Re: Overriding mod_rewrite from another module
Thanks for the quick response and the promising idea for a hack. Looking at mod_rewrite.c this does indeed look a lot more surgical, if, perhaps, fragile, as mod_rewrite.c doesn't expose that string-constant in any formal interface (even as a #define in a .h). Nevertheless the solution is easy-to-implement and easy-to-test, so...thanks! I'm also still wondering if there's a good source of official documentation for the detailed semantics of interfaces like ap_hook_translate_name.
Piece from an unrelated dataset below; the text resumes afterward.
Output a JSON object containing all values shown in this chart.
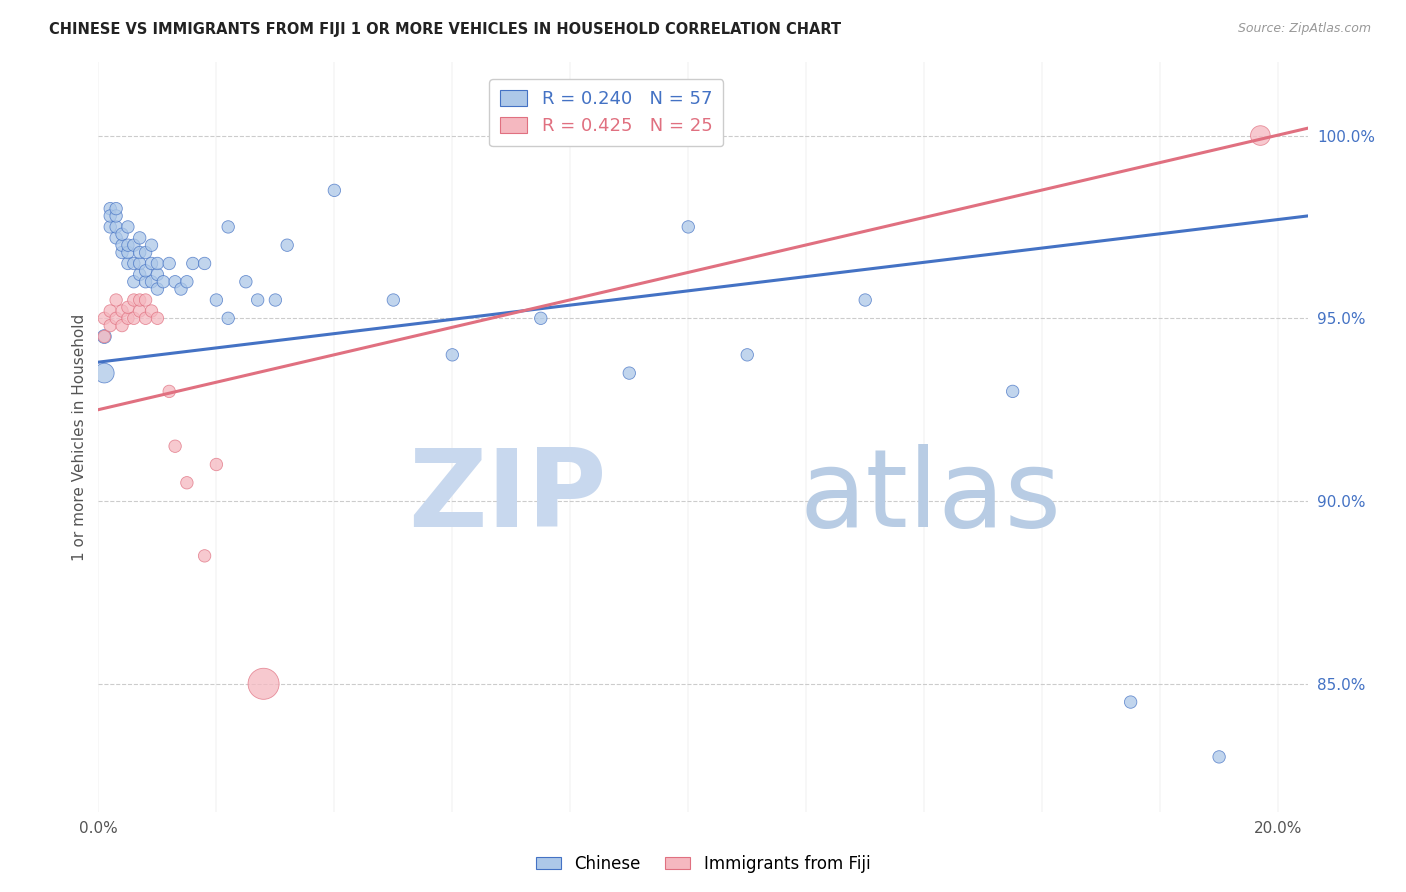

Neither a Google Search, a stackoverflow.com search, nor the Apache Moduleshttp://www.amazon.com/Apache-Modules-Book-Application-Development/dp/0132409674/ref=sr_1_1?ie=UTF8qid=1293837117sr=8-1book offer much detail. code.google.com fares a little better but just points to 4 existing usages. -Josh On Fri, Dec 31, 2010 at 1:50 PM, Ben Noordhuis i...@bnoordhuis.nl wrote: On Fri, Dec 31, 2010 at 18:17, Joshua Marantz jmara...@google.com wrote: Is there a better way to solve the original problem: preventing mod_rewrite from corrupting mod_pagespeed's resources? From memory and from a quick peek at mod_rewrite.c: in your translate_name hook, set a mod_rewrite_rewritten note in r-notes with value 0 and return DECLINED. That'll trick mod_rewrite into thinking that it has already processed the request.